Вадим наблюдал за происходившим, борясь с сильнейшим желанием закурить. Он настолько волновался, что не заметил, как в его руках оказалась вилка. Он давно водил ею по тарелке. Валя подошла и мягко положила свою теплую ладонь на его дрожащую руку.
Вадим вздрогнул и поднял глаза на жену. В ее взгляде, как всегда, читалась любовь, доброта, забота. Она переборола свое состояние, словно отключилась от собственного тела. Сейчас она должна быть самой рассудительной, самой спокойной. В этом нуждаются близкие ей люди, которым гораздо тяжелее, чем ей, вынести груз навалившихся перемен.
— Я ошарашена, простите, — наконец произнесла Степанида Михайловна. Внезапно она поняла, что услышит что-то страшное. Ей сразу захотелось спросить у Вероники Сергеевны, почему она приехала одна. Вариантов могло быть несколько. — Скажите, а почему вы приехали без него?
На лице Маковецкой отразился испуг, растерянность. Степанида помогла ей подняться, потихоньку направляя гостью к дивану. Они сели. Вероника Сергеевна почувствовала, что с трудом подбирает слова.

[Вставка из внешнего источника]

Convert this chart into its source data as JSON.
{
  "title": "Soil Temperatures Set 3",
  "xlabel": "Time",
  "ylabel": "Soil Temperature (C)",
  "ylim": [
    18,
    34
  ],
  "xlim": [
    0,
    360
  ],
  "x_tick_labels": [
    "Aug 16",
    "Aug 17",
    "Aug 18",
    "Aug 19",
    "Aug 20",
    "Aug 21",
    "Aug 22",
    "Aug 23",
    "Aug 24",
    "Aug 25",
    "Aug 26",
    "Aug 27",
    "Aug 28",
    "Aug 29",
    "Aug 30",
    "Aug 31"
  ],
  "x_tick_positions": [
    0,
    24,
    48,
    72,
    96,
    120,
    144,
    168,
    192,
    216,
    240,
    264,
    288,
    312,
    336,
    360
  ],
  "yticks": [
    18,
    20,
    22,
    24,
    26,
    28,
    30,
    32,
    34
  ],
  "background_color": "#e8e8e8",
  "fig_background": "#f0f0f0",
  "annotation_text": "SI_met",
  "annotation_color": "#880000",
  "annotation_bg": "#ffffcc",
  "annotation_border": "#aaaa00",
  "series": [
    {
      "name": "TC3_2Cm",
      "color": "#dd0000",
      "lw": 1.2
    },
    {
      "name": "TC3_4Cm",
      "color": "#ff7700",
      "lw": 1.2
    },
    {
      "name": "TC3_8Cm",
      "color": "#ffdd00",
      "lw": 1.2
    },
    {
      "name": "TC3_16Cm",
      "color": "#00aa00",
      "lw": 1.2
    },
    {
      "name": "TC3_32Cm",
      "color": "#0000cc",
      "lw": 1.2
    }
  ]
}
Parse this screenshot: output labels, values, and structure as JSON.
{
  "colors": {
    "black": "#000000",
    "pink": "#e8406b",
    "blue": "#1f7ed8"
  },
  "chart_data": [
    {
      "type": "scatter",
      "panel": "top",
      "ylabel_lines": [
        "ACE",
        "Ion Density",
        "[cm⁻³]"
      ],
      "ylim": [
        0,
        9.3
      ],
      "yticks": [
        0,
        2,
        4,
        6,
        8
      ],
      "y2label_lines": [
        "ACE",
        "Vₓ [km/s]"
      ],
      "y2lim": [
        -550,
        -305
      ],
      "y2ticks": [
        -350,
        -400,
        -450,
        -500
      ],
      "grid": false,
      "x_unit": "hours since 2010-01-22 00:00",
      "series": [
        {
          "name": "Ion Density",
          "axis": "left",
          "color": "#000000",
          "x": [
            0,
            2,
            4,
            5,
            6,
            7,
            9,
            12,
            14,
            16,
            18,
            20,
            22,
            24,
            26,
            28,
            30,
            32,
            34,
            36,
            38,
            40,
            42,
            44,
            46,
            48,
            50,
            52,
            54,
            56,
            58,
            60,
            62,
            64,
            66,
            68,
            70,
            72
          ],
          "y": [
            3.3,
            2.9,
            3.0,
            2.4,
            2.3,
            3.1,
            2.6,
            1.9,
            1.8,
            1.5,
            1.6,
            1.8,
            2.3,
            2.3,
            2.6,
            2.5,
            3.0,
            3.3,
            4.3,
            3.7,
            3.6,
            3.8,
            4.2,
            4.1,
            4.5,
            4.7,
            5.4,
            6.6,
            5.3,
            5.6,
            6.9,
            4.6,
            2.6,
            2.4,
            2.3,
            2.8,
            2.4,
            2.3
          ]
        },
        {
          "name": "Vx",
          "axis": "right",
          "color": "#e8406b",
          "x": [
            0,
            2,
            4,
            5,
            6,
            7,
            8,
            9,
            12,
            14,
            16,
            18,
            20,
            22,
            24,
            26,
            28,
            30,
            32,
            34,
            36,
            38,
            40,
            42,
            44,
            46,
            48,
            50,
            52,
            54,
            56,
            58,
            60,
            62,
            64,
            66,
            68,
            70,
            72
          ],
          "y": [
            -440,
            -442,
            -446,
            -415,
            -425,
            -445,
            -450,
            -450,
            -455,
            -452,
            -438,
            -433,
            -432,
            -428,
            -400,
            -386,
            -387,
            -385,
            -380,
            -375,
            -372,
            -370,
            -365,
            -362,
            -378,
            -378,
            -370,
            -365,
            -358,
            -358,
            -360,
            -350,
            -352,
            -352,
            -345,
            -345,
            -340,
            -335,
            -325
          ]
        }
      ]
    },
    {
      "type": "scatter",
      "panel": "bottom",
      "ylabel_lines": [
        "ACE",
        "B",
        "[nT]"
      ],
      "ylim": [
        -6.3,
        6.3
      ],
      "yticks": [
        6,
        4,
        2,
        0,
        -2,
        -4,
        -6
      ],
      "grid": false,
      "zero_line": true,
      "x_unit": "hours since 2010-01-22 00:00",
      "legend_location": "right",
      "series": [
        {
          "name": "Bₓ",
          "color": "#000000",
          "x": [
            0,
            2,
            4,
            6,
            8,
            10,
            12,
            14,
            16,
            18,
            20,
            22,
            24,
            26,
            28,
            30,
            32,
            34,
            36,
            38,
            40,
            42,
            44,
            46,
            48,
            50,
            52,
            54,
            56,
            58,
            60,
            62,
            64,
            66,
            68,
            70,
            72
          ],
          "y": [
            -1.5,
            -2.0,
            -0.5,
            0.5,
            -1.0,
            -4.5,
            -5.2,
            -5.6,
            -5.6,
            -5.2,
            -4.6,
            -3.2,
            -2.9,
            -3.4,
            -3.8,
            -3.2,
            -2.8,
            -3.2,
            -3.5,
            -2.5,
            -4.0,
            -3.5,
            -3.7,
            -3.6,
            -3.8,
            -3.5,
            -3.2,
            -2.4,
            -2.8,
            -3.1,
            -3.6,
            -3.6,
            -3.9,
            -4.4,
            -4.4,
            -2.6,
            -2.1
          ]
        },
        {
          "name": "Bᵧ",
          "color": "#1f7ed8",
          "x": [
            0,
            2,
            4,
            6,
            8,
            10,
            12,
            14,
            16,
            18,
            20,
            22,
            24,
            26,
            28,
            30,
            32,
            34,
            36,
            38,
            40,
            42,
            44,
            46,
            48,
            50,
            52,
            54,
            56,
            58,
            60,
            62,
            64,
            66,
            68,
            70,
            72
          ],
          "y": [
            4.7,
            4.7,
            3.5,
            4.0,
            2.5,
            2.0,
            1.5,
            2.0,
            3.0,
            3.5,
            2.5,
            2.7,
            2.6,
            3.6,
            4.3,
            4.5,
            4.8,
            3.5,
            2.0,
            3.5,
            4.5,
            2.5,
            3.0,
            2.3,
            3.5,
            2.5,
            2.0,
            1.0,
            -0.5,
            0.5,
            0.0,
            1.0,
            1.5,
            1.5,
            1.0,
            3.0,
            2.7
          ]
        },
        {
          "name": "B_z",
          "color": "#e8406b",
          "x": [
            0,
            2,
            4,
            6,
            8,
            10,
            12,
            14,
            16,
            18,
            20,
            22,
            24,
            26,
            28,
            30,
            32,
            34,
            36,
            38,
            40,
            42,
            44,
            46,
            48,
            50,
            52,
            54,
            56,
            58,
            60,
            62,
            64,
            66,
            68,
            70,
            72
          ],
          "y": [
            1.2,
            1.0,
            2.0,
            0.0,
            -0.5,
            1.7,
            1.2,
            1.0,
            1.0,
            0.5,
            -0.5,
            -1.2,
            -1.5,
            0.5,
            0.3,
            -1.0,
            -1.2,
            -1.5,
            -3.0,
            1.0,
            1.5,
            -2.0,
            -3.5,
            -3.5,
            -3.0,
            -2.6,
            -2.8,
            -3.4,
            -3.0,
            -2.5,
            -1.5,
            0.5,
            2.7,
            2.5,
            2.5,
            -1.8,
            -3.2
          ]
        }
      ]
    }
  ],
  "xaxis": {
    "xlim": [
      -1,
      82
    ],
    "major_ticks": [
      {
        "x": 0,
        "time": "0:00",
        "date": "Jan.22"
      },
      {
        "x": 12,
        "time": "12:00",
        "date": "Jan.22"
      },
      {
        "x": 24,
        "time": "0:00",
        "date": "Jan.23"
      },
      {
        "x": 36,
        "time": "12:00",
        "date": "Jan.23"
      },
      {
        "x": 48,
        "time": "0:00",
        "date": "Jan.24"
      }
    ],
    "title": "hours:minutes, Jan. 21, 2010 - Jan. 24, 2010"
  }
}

Эта сероглазая незнакомая женщина, которая так внимательно, с надеждой смотрит на нее, сейчас услышит то, ради чего они приехали. Но ее молчание хозяйка истолковала по-своему.
— Вы не стесняйтесь, говорите все, как есть. Если у него своя семья, так уж сложилось. Ни одного плохого слова о нем я не скажу. Молодость ветрена, обманчива. Клятвы сорвались с языка и забылись, всякое бывает. Хотя говорю, а у самой сердце ноет: одним бы глазком на него взглянуть. — И вдруг, обращаясь к Вале: — Вы встречались, дочка?
У Вали защипали глаза. Она крепко впилась пальцами в плечи Вадима. Он тоже сидел как натянутая струна. Маковецкая вытащила из кармана пиджака сложенный пополам конверт. Ласково, нежно провела по нему кончиками пальцев. Потом протянула его Степаниде.
— Милая моя Стеша, это письмо я храню больше двадцати лет. Простите, что прочла его. Для меня оно долгое время было последним напоминанием о сыне. Каждый год в день его рождения я брала с собой это недописанное послание к его первой, настоящей любви и шла на могилу…
— Могилу? — Степанида широко раскрыла глаза. — Чью могилу?
— Он погиб. Трагически, нелепо в то самое лето, когда познакомился с вами. Я всегда учила его не быть равнодушным. В конце концов это привело к непоправимому. Сережи нет на свете столько, сколько лет Валюше. Я так и не увиделась с ним тогда, когда он так много хотел мне рассказать. Его планы касались не только окончания академии. Он сгорал от нетерпения познакомить меня со своей будущей женой, с вами. У нас с ним никогда не было секретов. — Маковецкая видела, как задрожали губы растерявшейся женщины. — Там еще фотография. Он хотел послать ее вместе с письмом.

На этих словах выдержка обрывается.